# Frame model question sworks or not???



## jermsmith (Jul 30, 2011)

Can someone comment on this frame...I can't find it on the spesh website archives. Is this a legit sworks frame?
http://miami.craigslist.org/mdc/bik/3115117009.html

I'm looking at purchasing but also wanted some opinions from you guys who know more than I do!


----------



## loubnc (May 8, 2008)

jermsmith said:


> Can someone comment on this frame...I can't find it on the spesh website archives. Is this a legit sworks frame?
> 2010 Used Specialized Tarmac SL3 Frame/Fork/
> 
> I'm looking at purchasing but also wanted some opinions from you guys who know more than I do!


Looks like a Chinese knockoff frame with decals added. I wouldn't. It might be a steal, but why take the chance.

The 2011 Project Black is close, but some of the decals are wrong. In all the pics I've seen (and the one "in-person" frame), the PB has a "tarmac" decal on the inside of the chain stay and no white "SL3" decal.


----------



## KiloRH (Jun 16, 2011)

Pretty sure it's a knock off. The font of S Works on the downtube and spacing of Specialized on the top tube just seem a bit off.


----------



## 2Slo4U (Feb 12, 2005)

I'm not an expert but I don't think Specialized started putting their names on the top of the TT till last year, and I think it was only on the Venge.

I would say knock off!


----------



## wetpaint (Oct 12, 2008)

That is an SL2, not an SL3. The seat stays are thicker on the SL2s and the rear brake cable routes from the DS side of the frame in the front to the NDS side in the rear. On the SL3, that chainstays are more square, while you can see the oval shape on this frame, the same as SL2s. 

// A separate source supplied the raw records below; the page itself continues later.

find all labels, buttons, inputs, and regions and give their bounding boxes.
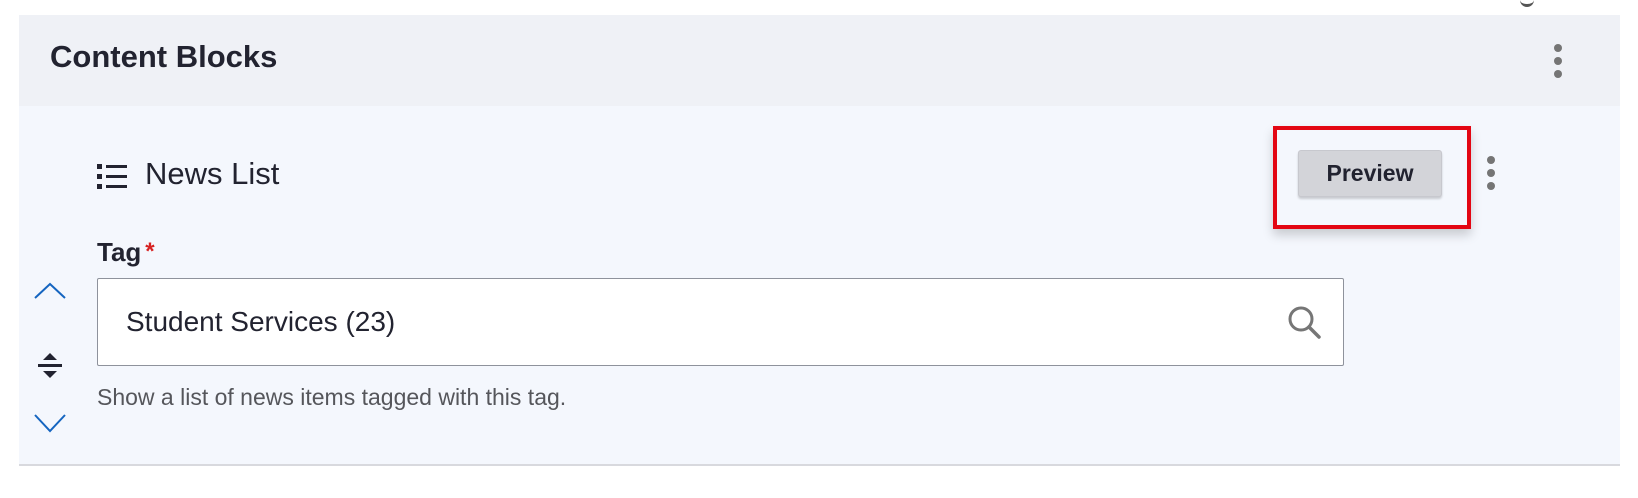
- preview-button[interactable]: Preview: [1298, 150, 1442, 197]
- block-title: News List: [145, 156, 280, 191]
- kebab-icon: [1487, 156, 1495, 164]
- content-blocks-header: Content Blocks: [19, 15, 1620, 106]
- cropped-glyph: [1520, 0, 1534, 7]
- drag-handle-icon: [38, 353, 62, 378]
- tag-field: [97, 278, 1344, 366]
- page-top-edge: [0, 0, 1638, 15]
- chevron-up-icon: [34, 282, 66, 299]
- tag-input[interactable]: [126, 279, 1266, 364]
- kebab-icon: [1554, 70, 1562, 78]
- tag-field-description: Show a list of news items tagged with th…: [97, 384, 567, 410]
- required-marker: *: [145, 238, 155, 265]
- block-menu-button[interactable]: [1481, 156, 1501, 190]
- kebab-icon: [1487, 169, 1495, 177]
- search-icon: [1288, 306, 1321, 339]
- list-icon: [97, 164, 127, 189]
- kebab-icon: [1487, 182, 1495, 190]
- panel-title: Content Blocks: [50, 39, 278, 74]
- chevron-down-icon: [34, 414, 66, 433]
- drag-handle-button[interactable]: [33, 351, 67, 381]
- move-down-button[interactable]: [33, 409, 67, 439]
- move-up-button[interactable]: [33, 276, 67, 306]
- kebab-icon: [1554, 44, 1562, 52]
- panel-menu-button[interactable]: [1548, 44, 1568, 78]
- tag-label-text: Tag: [97, 237, 142, 267]
- kebab-icon: [1554, 57, 1562, 65]
- tag-field-label: Tag *: [97, 236, 155, 270]
- news-list-block: News List Preview Tag* Show a list of ne…: [19, 106, 1620, 466]
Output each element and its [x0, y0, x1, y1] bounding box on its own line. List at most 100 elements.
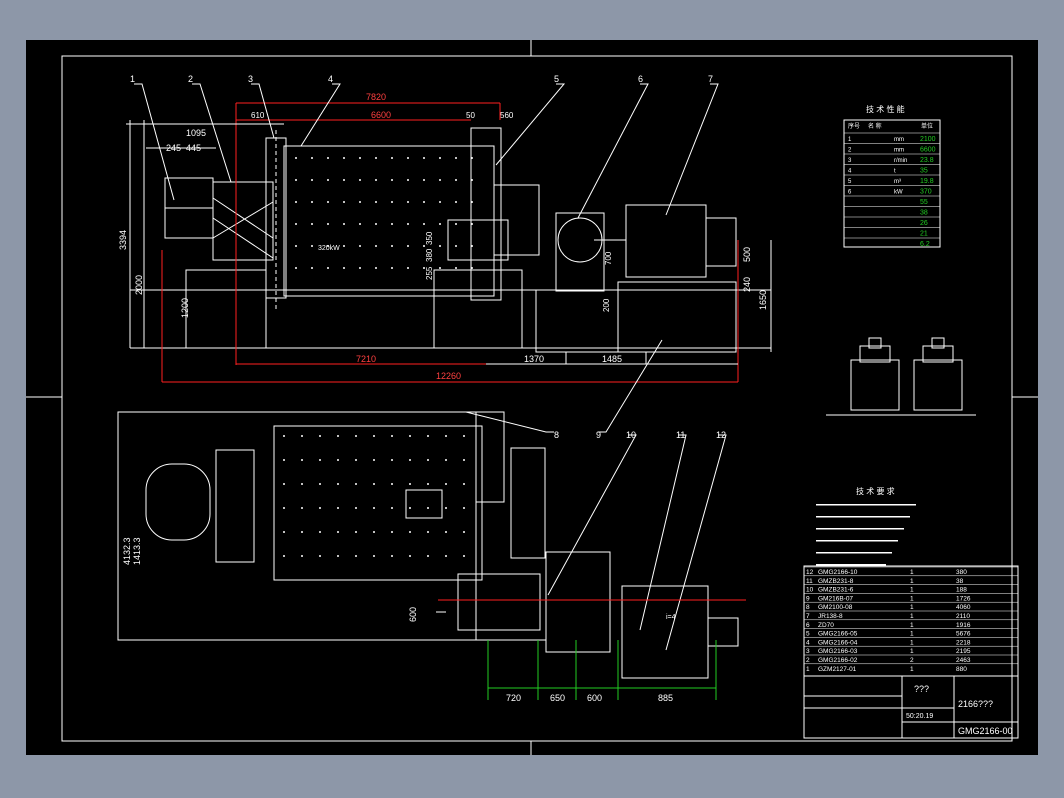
liner-bolt — [471, 267, 473, 269]
plan-liner-bolt — [463, 555, 465, 557]
parts-row-mass: 2463 — [956, 657, 971, 664]
parts-row-mass: 880 — [956, 666, 967, 673]
plan-liner-bolt — [391, 531, 393, 533]
liner-bolt — [391, 223, 393, 225]
parts-row-qty: 1 — [910, 639, 914, 646]
dim-650: 650 — [550, 693, 565, 703]
plan-feed-bearing — [215, 449, 255, 563]
tech-row-no: 1 — [848, 137, 852, 143]
plan-liner-bolt — [283, 435, 285, 437]
drawing-number: GMG2166-00 — [958, 726, 1013, 736]
tech-row-unit: kW — [894, 190, 903, 196]
dim-240: 240 — [742, 277, 752, 292]
dim-720: 720 — [506, 693, 521, 703]
plan-mill-shell — [273, 425, 483, 581]
parts-row-code: GZM2127-01 — [818, 666, 857, 673]
plan-liner-bolt — [427, 483, 429, 485]
tech-row-value: 23.8 — [920, 157, 934, 164]
liner-bolt — [439, 201, 441, 203]
liner-bolt — [439, 157, 441, 159]
plan-liner-bolt — [337, 459, 339, 461]
part-label-11: 11 — [676, 430, 685, 440]
liner-bolt — [375, 179, 377, 181]
parts-row-code: GMZB231-6 — [818, 587, 854, 594]
parts-rows: 12 GMG2166-10 1 38011 GMZB231-8 1 3810 GMZB231-… — [804, 566, 1018, 673]
parts-row-mass: 2195 — [956, 648, 971, 655]
liner-bolt — [455, 245, 457, 247]
plan-liner-bolt — [427, 555, 429, 557]
tech-row-unit: mm — [894, 137, 904, 143]
liner-bolt — [327, 223, 329, 225]
plan-liner-bolt — [319, 531, 321, 533]
liner-bolt — [471, 223, 473, 225]
dim-700: 700 — [604, 251, 613, 265]
liner-bolt — [423, 157, 425, 159]
note-line — [816, 516, 910, 518]
liner-bolt — [439, 179, 441, 181]
liner-bolt — [359, 201, 361, 203]
plan-liner-bolt — [445, 483, 447, 485]
liner-bolt — [375, 157, 377, 159]
plan-liner-bolt — [373, 459, 375, 461]
parts-row-mass: 2110 — [956, 613, 970, 620]
parts-row-no: 5 — [806, 631, 810, 638]
plan-liner-bolt — [463, 483, 465, 485]
ratio-note: i=4 — [666, 614, 676, 621]
dim-1650: 1650 — [758, 290, 768, 310]
parts-row-qty: 2 — [910, 657, 914, 664]
plan-dim-lines — [487, 640, 717, 700]
tech-row-no: 6 — [848, 190, 852, 196]
liner-bolt — [471, 245, 473, 247]
dim-3394: 3394 — [118, 230, 128, 250]
part-label-4: 4 — [328, 74, 333, 84]
title-code: 2166??? — [958, 699, 993, 709]
parts-row-qty: 1 — [910, 622, 914, 629]
plan-liner-bolt — [301, 435, 303, 437]
plan-liner-bolt — [391, 507, 393, 509]
liner-bolt — [295, 267, 297, 269]
dim-1370: 1370 — [524, 354, 544, 364]
parts-row-mass: 2218 — [956, 639, 971, 646]
plan-liner-bolt — [319, 459, 321, 461]
dim-560: 560 — [500, 111, 514, 120]
tech-row-unit: m³ — [894, 179, 901, 185]
shell-liner-bolts — [283, 157, 473, 557]
plan-liner-bolt — [355, 459, 357, 461]
dim-600-plan: 600 — [408, 607, 418, 622]
plan-liner-bolt — [373, 435, 375, 437]
parts-row-code: GMG2166-05 — [818, 631, 858, 638]
plan-feed-end — [145, 463, 211, 541]
parts-row-qty: 1 — [910, 587, 914, 594]
plan-liner-bolt — [355, 435, 357, 437]
plan-liner-bolt — [373, 507, 375, 509]
dim-600: 600 — [587, 693, 602, 703]
dim-2000: 2000 — [134, 275, 144, 295]
dim-500: 500 — [742, 247, 752, 262]
parts-row-no: 7 — [806, 613, 810, 620]
cad-drawing-sheet: 7820 610 6600 50 560 1095 245 445 3394 2… — [26, 40, 1038, 755]
parts-row-no: 11 — [806, 578, 813, 585]
parts-row-qty: 1 — [910, 648, 914, 655]
tech-row-no: 2 — [848, 148, 852, 154]
elevation-view — [129, 120, 772, 353]
liner-bolt — [359, 223, 361, 225]
foundation-feed — [185, 269, 267, 349]
liner-bolt — [311, 223, 313, 225]
plan-liner-bolt — [319, 555, 321, 557]
tech-header-unit: 单位 — [921, 122, 933, 130]
tech-row-value: 2100 — [920, 136, 936, 143]
liner-bolt — [471, 179, 473, 181]
liner-bolt — [343, 267, 345, 269]
liner-bolt — [343, 223, 345, 225]
parts-list: 12 GMG2166-10 1 38011 GMZB231-8 1 3810 GMZB231-… — [803, 565, 1019, 677]
tech-row-value: 35 — [920, 168, 928, 175]
parts-row-code: GM2100-08 — [818, 604, 853, 611]
plan-liner-bolt — [355, 483, 357, 485]
liner-bolt — [295, 245, 297, 247]
tech-header-name: 名 称 — [868, 122, 882, 130]
parts-row-code: GMZB231-8 — [818, 578, 854, 585]
liner-bolt — [295, 201, 297, 203]
plan-discharge-bearing — [510, 447, 546, 559]
dim-245: 245 — [166, 143, 181, 153]
parts-row-mass: 188 — [956, 587, 967, 594]
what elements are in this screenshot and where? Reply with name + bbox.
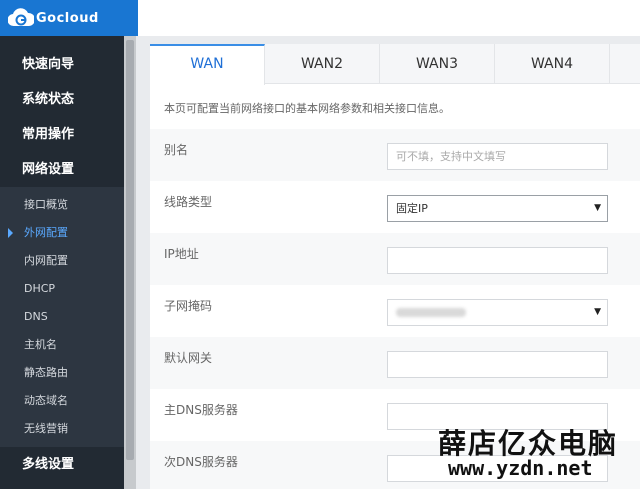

It looks like a real Specialized frame, but with a custom paint job, I would personally stay away because the seller describing the frame wrong.


----------



## jimlmackjr (May 17, 2010)

if u went to look at it and the decal are on top of the clear it could have been painted and repaired and i would walk away


----------



## Rob13 (Feb 26, 2012)

Stay Away, does not look right.


----------



## Sworker (Jul 22, 2010)

It is suppose to be a Tarmac frame but doesn't say tarmac anywhere on it. I would run, not walk away.


----------



## dcorn (Sep 1, 2011)

If you are just going by the decals, then no way is it a legit bike. The SL3 Project black only has the S-works decal on the downtube, nothing else.


----------



## g-Bike (Jan 25, 2006)

Those started coming out of China as clones. Do a google search Specialized or just Tarmac Clone you will see them sold as SL3. I would stay away.


----------



## rcjunkie3000 (Sep 5, 2009)

I would definitely stay away...that sl3 logo on seat tube is from the roubaix sl3.


----------